Based on the network devices and periods identified, we have determined which customers using FENICS services and other company services were communicating during the period in question with communications that could technically be stolen externally, and we will be reporting on this in due course.
2. Causes of the Incident and Actions Taken
It was found that the external access control settings of some network equipment were not appropriate and that the network equipment itself was not blocking communications to the Internet.
(1) Unauthorised communication blocking
- Corrected and strengthened restrictions on communications from the Internet to the network devices themselves.
- Blocking communications from the network equipment itself to the Internet.
(2) Enhanced monitoring
- Monitoring of unauthorised access from the Internet to the network equipment itself has been strengthened.
- Monitor communications to the Internet from the network equipment itself.
(3) Reset usernames/passwords for service operator accounts
(4) Replace network equipment that has been found to be communicating illegally
3. Future Measures
In light of this incident, further security enhancements and measures to prevent recurrence are being considered to strengthen and maintain the security of FENICS services, including the following:
(1) Further security enhancements (target end of March):
- A system for analysing communication flows and detecting suspicious traffic at an early stage.

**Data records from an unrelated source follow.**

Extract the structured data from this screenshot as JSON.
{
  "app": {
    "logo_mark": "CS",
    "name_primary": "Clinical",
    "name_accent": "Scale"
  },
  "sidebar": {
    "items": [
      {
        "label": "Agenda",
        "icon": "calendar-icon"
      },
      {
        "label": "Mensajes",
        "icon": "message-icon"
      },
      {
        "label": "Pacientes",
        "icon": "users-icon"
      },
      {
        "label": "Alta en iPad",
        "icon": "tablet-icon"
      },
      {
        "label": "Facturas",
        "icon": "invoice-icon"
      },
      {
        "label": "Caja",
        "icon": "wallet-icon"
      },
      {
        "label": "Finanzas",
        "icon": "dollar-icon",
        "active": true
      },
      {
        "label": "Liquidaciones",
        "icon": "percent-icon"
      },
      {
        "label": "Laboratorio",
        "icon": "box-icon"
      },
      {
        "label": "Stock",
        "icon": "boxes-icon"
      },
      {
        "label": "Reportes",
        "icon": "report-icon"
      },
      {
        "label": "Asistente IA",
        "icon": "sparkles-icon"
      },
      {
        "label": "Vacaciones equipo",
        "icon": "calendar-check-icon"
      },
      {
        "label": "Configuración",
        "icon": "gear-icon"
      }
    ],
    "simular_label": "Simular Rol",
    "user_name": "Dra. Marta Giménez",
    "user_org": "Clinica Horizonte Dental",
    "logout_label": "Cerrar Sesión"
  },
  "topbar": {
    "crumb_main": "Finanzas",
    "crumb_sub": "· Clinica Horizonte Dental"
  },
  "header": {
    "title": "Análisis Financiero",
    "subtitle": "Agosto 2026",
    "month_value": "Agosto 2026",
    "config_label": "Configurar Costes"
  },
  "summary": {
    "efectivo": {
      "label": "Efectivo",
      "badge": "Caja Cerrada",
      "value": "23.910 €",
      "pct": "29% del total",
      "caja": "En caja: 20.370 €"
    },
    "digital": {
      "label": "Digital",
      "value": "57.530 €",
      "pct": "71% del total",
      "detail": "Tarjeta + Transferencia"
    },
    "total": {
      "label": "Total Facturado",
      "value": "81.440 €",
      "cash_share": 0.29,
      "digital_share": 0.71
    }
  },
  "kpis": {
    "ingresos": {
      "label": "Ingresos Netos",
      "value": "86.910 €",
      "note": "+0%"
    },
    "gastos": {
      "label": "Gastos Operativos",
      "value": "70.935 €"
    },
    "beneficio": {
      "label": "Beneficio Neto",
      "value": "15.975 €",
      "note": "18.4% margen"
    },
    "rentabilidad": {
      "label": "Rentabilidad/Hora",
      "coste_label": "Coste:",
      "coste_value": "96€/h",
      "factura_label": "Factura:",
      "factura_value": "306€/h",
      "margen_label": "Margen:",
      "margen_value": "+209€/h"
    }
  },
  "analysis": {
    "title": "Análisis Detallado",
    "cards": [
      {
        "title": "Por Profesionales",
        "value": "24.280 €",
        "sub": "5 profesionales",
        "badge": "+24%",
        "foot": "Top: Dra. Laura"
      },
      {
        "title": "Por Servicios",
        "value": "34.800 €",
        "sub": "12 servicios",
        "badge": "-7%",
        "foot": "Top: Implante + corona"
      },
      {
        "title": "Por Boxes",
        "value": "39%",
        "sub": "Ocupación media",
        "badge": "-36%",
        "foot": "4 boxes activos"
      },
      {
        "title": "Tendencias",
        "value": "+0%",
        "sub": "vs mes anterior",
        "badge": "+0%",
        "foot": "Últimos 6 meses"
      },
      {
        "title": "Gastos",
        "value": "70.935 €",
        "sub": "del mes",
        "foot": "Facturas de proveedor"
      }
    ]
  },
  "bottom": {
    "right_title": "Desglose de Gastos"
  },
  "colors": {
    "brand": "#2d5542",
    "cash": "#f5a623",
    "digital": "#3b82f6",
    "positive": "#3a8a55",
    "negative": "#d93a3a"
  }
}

- A mechanism to detect suspicious behaviour in network and server equipment.
(2) Measures to prevent recurrence (plan formulated by the end of March):
- Reinforcement of security control functions to ensure security and continuous improvement.
- Review and unification of security operation rules and policies.
- Periodic verification of the effectiveness of security measures using diagnostic tools.
Questions from Customers
Q. Why did Fujitsu announce these details at this time?
A. We conducted an investigation to gain an overall picture of the incident by the end of January. Now that the investigation has been completed, we have published this notice to ensure that all customers using our service are aware of the situation. Customers who were not affected at the time of the announcement on 23rd December 2022, but were confirmed to be potentially affected by the investigation, are also being contacted. As a future plan, we aim to formulate a recurrence prevention plan by the end of March and report back to you.
Q. Is there any unauthorised access inside services provided by Fujitsu, such as FJcloud-O?
A. Other than the information security event confirmed for the FENICS Internet service, no information security events have been confirmed for FJcloud-O, etc. No information security events have occurred within FJcloud-O or other services used by customers.
Q. Our company uses another Fujitsu service (we are considering introducing the service), but we would like to confirm this matter. How can we do this?
A. If there is a Fujitsu representative in charge of the customer, please contact the person in charge. If you do not have a Fujitsu contact person, please contact the Fujitsu Contact Line.